Não é fácil prever tendências num mundo, que com a inteligência artificial, muda tudo com uma velocidade quase insana. Certamente, vai ter a necessidade de continuamente aprender, buscar novas informações e conviver com processos disruptivos. Por outro lado, alguns pilares da convivência geracional milenar certamente vão ser necessários para manter o equilíbrio mental e físico de todos. Em nosso setor, o uso de aplicativos cada vez mais acessivos ajudará a manter uma posição competitiva no mercado.
Os jovens do campo me parecem privilegiados pelo contato com a natureza, não só na fazenda, mas também nas cidades do interior que oferecem crescimento maior do que os centros urbanos. E, a cada vez maior e eficiente comunicação com tudo, complementam as vantagens que a convivência em cidades melhores oferece, inclusive financeiramente.
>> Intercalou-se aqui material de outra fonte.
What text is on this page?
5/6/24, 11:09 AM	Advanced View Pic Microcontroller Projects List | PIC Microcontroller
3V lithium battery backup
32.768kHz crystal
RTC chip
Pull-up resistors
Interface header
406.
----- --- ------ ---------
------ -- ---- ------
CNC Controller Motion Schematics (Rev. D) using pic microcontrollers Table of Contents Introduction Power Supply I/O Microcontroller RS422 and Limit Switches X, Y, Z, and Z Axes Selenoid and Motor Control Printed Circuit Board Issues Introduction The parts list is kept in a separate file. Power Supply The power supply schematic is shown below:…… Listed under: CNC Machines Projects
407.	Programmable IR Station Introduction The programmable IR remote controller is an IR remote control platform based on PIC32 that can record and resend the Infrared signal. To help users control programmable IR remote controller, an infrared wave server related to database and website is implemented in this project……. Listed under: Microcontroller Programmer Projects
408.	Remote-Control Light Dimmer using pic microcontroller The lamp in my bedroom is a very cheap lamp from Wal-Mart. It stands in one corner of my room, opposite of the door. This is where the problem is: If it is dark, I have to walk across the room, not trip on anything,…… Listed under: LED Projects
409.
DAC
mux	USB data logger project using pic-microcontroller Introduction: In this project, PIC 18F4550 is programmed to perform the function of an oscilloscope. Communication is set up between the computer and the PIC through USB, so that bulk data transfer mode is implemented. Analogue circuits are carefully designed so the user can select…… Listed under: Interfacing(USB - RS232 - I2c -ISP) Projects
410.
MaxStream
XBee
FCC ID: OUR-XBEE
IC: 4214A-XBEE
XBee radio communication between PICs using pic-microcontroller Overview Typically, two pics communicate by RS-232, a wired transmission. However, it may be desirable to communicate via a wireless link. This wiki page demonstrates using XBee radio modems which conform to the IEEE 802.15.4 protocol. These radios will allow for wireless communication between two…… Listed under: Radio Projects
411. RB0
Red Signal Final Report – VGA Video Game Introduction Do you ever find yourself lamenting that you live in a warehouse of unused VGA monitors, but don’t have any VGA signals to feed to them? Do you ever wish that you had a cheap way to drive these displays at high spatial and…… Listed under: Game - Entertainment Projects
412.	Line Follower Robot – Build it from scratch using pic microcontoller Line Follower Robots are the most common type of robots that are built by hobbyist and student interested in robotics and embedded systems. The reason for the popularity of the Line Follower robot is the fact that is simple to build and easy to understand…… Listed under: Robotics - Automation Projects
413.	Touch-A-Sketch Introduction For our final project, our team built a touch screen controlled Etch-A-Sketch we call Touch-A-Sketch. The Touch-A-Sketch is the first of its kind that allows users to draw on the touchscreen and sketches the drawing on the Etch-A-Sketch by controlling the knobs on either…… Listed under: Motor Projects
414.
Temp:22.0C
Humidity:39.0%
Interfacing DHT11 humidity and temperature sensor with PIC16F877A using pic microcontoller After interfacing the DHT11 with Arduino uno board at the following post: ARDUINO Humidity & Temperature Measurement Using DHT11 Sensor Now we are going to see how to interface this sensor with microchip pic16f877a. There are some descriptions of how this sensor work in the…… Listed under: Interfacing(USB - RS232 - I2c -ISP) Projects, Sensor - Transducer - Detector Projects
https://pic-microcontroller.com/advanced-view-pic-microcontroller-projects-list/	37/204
Naturalmente, será necessário os jovens buscarem um nível de formação maior do que a geração anterior que trabalhou mais com a força e a dedicação. A complexidade de tudo em torno da produção rural, exige cursos de especialização que não necessariamente envolvem diplomas universitários. O que nós conquistamos com muito trabalho, vontade e inspiração, os jovens podem conseguir com aperfeiçoamento técnico em todas as áreas relevantes, desde a produção de animais, boas ligações online com fornecedores e clientes, além de observar as necessidades de uma produção mais sustentável.
Qual é sua abordagem no treinamento e na motivação de seus trabalhadores de campo para assegurar a qualidade e o cuidado necessários para produzir bezerros de alto valor?
O respeito deve reinar em todos os relacionamentos com cada indivíduo da equipe. O salário, que sempre deve estar num bom nível em relação com os vizinhos, é apenas um fator de motivação.
O cuidado com as esposas das famílias que vivem na fazenda, o envolvimento de seus filhos, como se fossem os futuros sucessores, cria um clima de confiança que aumenta o bem-estar de todos e facilita o ensinamento de técnicas novas para manter o nível de qualidade da produção de animais de valor agregado.
Afinal, vivemos num mundo novo, onde os proprietários e os membros da equipe produzem em conjunto o resultado da fazenda. Nomeadamente as mulheres possuem talentos para promover esta mudança de convivência no campo.
Olho:
“Sempre tive curiosidade de saber os detalhes técnicos e estudar maneiras de melhorar as rotinas.”